Breast Cancer

Breast cancer is a disease that affects women of all ages, incomes, and ethnicities. Men can also get breast cancer, but it is rare, accounting for less than 1% of all breast cancers. In 2008, it is estimated that 182,460 new cases of invasive breast cancer and 67,770 new cases of noninvasive breast cancer are expected to occur among women in the United States. In addition, an estimated 40,480 women with this disease will die. An estimated 1,990 men will be diagnosed with breast cancer, and 450 men will die of the disease.

Risks

All women are at risk of getting breast cancer, and a woman's chance of getting breast cancer increases with age. Most women have more than one risk factor for developing breast cancer. Some of the risks for breast cancer include:

  • Having a family history of breast cancer - Although this does increase your risk, most women who get breast cancer do not have a family history of the disease.
  • Having a personal history of breast or ovarian cancer.
  • Having your first child after age 35 or never having children.
  • High bone density.
  • High breast density.
  • Menstruation before age 12.
  • Menopause after age 55.
  • Having a mutation in the BRCA1 or BRCA2 breast cancer genes - It is important to note that having a mutation in these genes raises your risk, but it does not guarantee that you will have breast cancer. In fact, 90-95% of women who get breast cancer do not have these genes.

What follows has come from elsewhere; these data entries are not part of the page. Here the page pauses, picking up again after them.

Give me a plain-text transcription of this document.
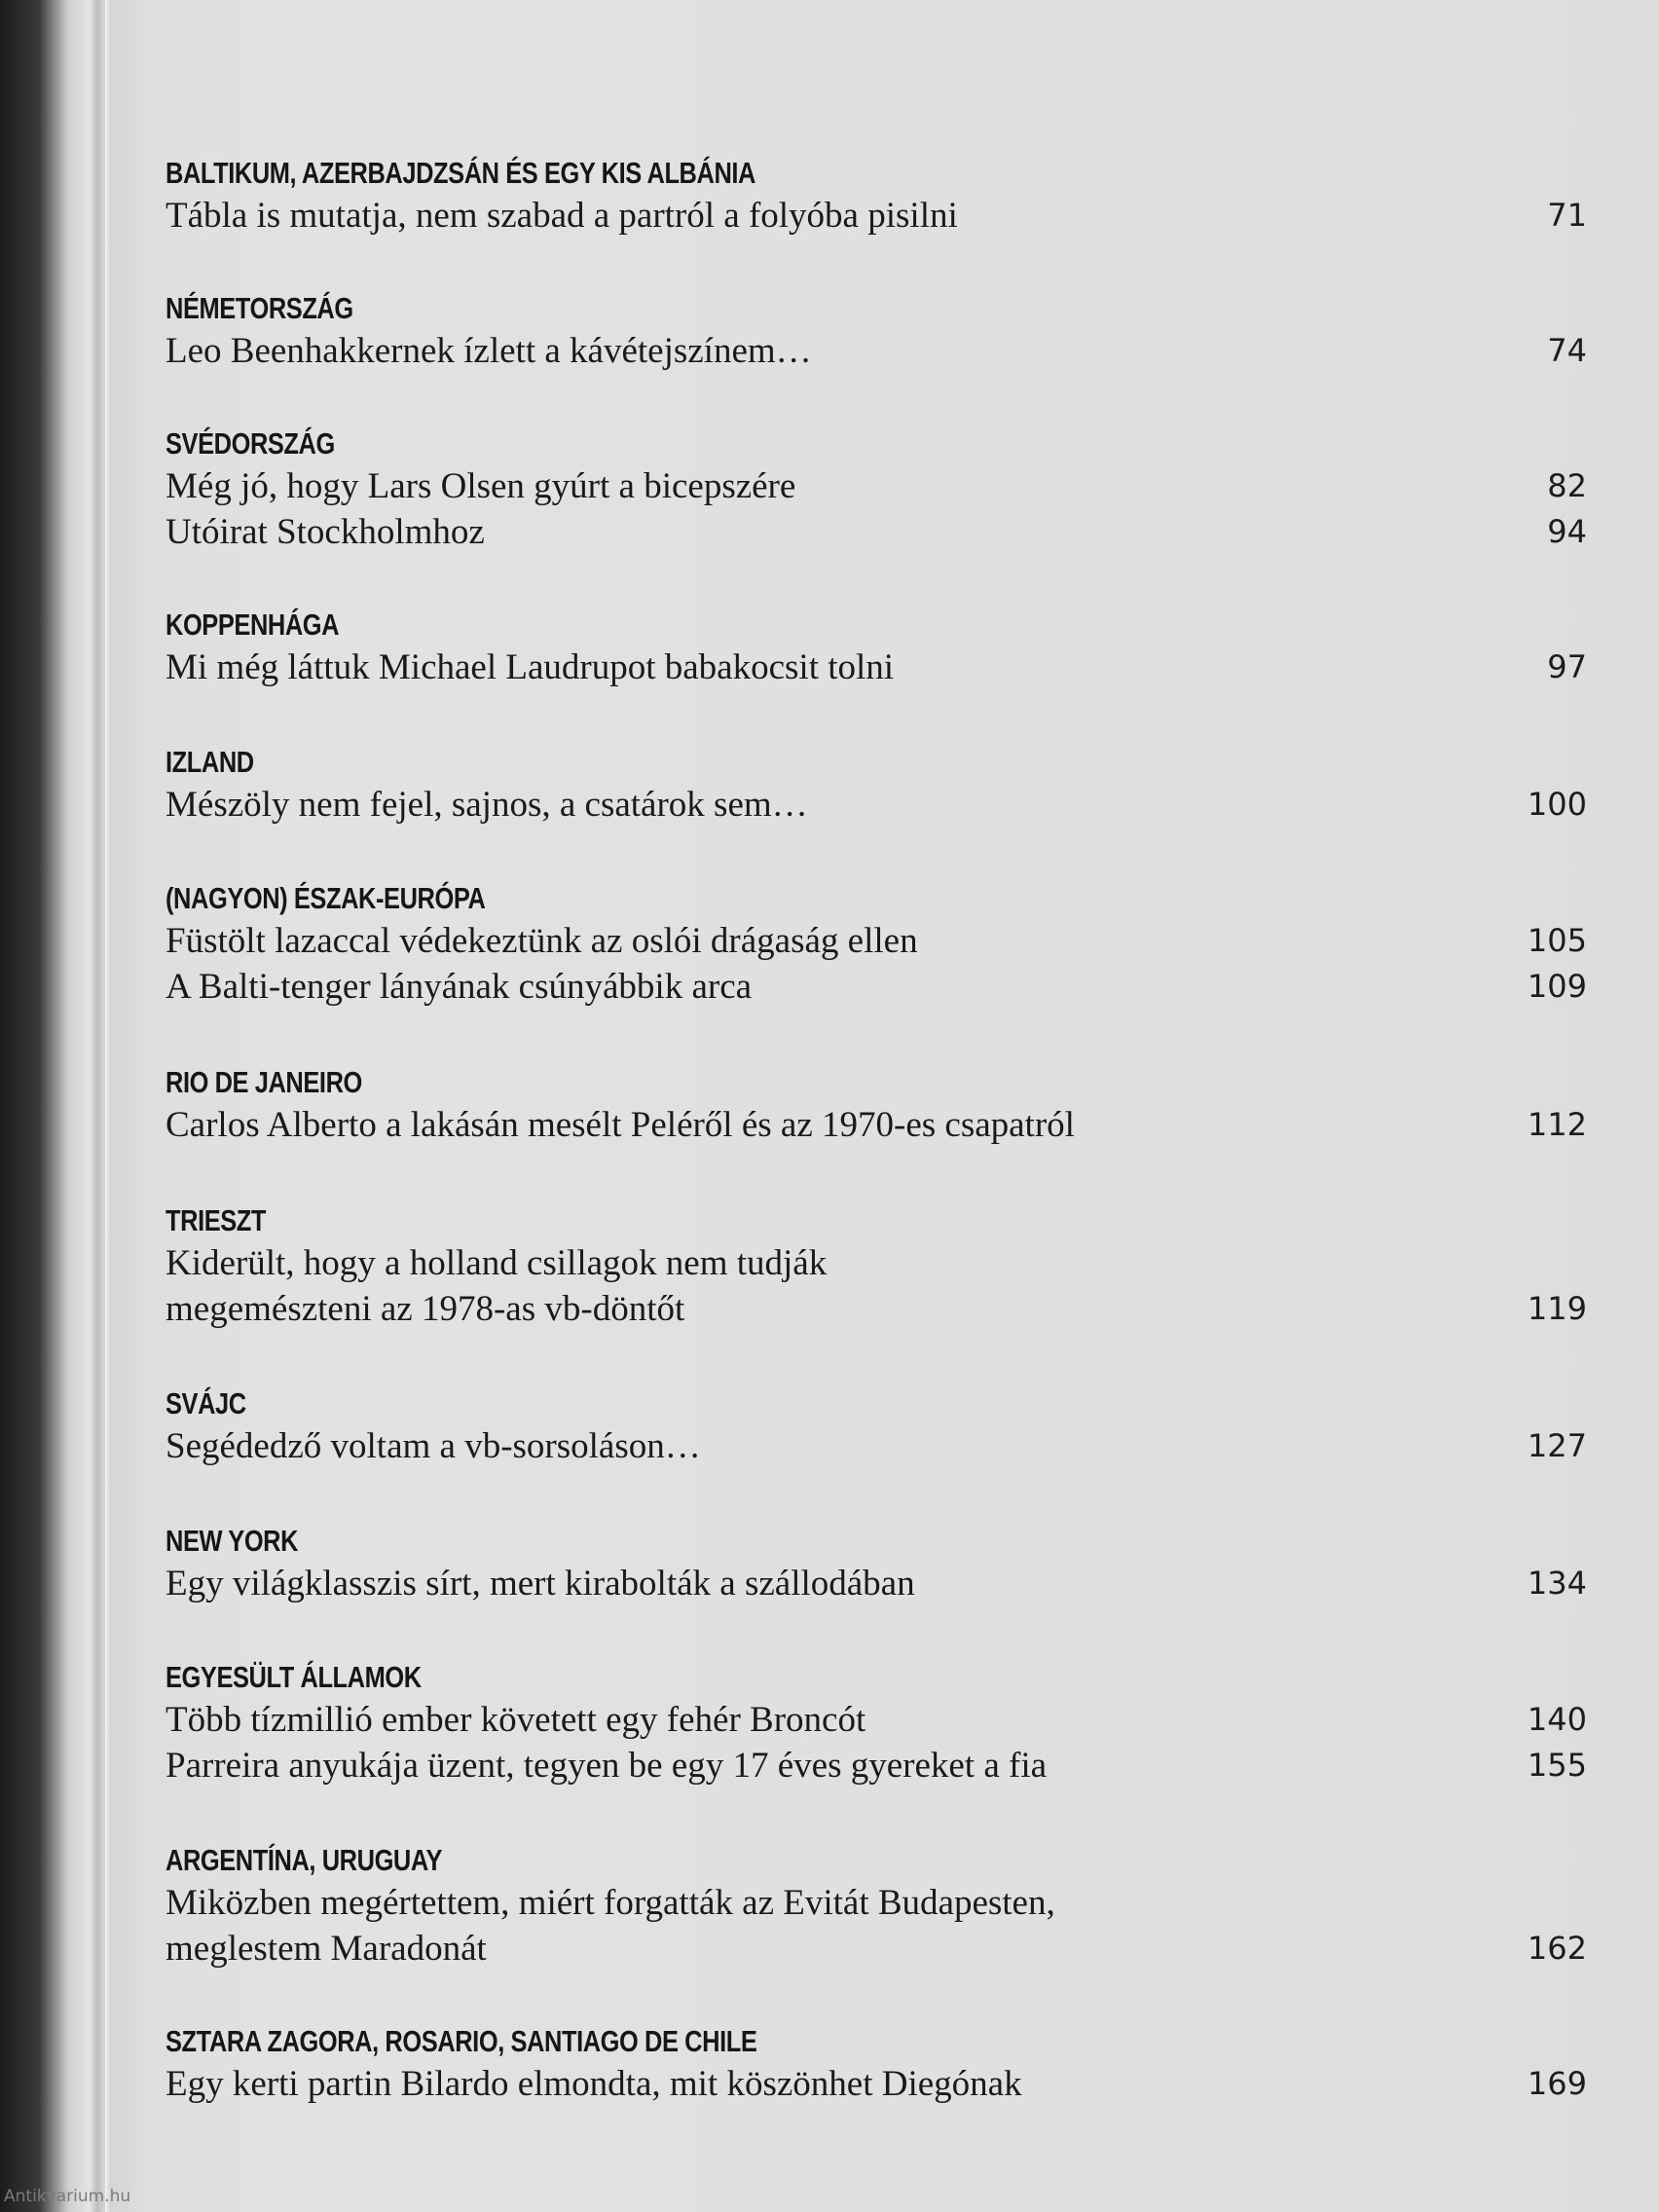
BALTIKUM, AZERBAJDZSÁN ÉS EGY KIS ALBÁNIA
Tábla is mutatja, nem szabad a partról a folyóba pisilni	71
NÉMETORSZÁG
Leo Beenhakkernek ízlett a kávétejszínem…	74
SVÉDORSZÁG
Még jó, hogy Lars Olsen gyúrt a bicepszére	82
Utóirat Stockholmhoz	94
KOPPENHÁGA
Mi még láttuk Michael Laudrupot babakocsit tolni	97
IZLAND
Mészöly nem fejel, sajnos, a csatárok sem…	100
(NAGYON) ÉSZAK-EURÓPA
Füstölt lazaccal védekeztünk az oslói drágaság ellen	105
A Balti-tenger lányának csúnyábbik arca	109
RIO DE JANEIRO
Carlos Alberto a lakásán mesélt Peléről és az 1970-es csapatról	112
TRIESZT
Kiderült, hogy a holland csillagok nem tudják
megemészteni az 1978-as vb-döntőt	119
SVÁJC
Segédedző voltam a vb-sorsoláson…	127
NEW YORK
Egy világklasszis sírt, mert kirabolták a szállodában	134
EGYESÜLT ÁLLAMOK
Több tízmillió ember követett egy fehér Broncót	140
Parreira anyukája üzent, tegyen be egy 17 éves gyereket a fia	155
ARGENTÍNA, URUGUAY
Miközben megértettem, miért forgatták az Evitát Budapesten,
meglestem Maradonát	162
SZTARA ZAGORA, ROSARIO, SANTIAGO DE CHILE
Egy kerti partin Bilardo elmondta, mit köszönhet Diegónak	169
Antikvarium.hu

There is no single cause for breast cancer; some women who have many factors may never develop the disease. Because the cause of breast cancer is not fully known, it is not possible to completely prevent it. However, there are ways to lower your risks, including the following:

  • Stop smoking.
  • Exercise and maintain a healthy diet.
  • Maintain a healthy weight.

Detection

A routine self exam is one of the best ways to detect breast cancer. Common signs of breast cancer include the following:

  • Redness, swelling, or warmth of the breast.
  • Skin of the breast may appear reddish purple, pink, or bruised.
  • Skin may have ridges or appear pitted like the skin of an orange.
  • Aching of the breast.
  • Increase in breast size.
  • Tenderness or heaviness of the breast.

These symptoms may also be signs of infection or injury. If you experience any of these symptoms, you should consult your doctor.

There are two very rare types of cancer that also display visible changes to the skin on the breast or the nipple. Paget's disease, while incredibly rare - accounting for less than 5% of all breast cancers - involves symptoms of the nipple including redness, itching, burning, or flaky/scaly skin resembling eczema. There is underlying breast cancer associated with 95% of instances of Paget's disease.

Inflammatory breast cancer, also extremely rare - accounting for only 1-6% of breast cancer cases in the US - also involves the skin on the breast. The affected area becomes swollen and tender, and the skin can resemble the dimpled texture of an orange peel (peau d'orange).

Being aware of these external symptoms can be an important safeguard. Many other conditions can have a similar appearance, so always make sure to contact your doctor immediately if you feel a lump in your breast or have persistent irritation.

There are other methods to check for early signs and symptoms of breast cancer. The earlier the disease is found, the better the chances are for survival.

Mammograms - Women aged 40 and older should have an annual mammogram.

Clinical breast exam - Women aged 40 and older should have an annual clinical breast exam. Women aged 20-39 should have a clinical breast exam every 3 years.

Breast self-exam (BSE) - BSE involves 2 main steps: looking for any changes in the breast and feeling for any changes in the breast. If you notice any changes, you should consult your doctor.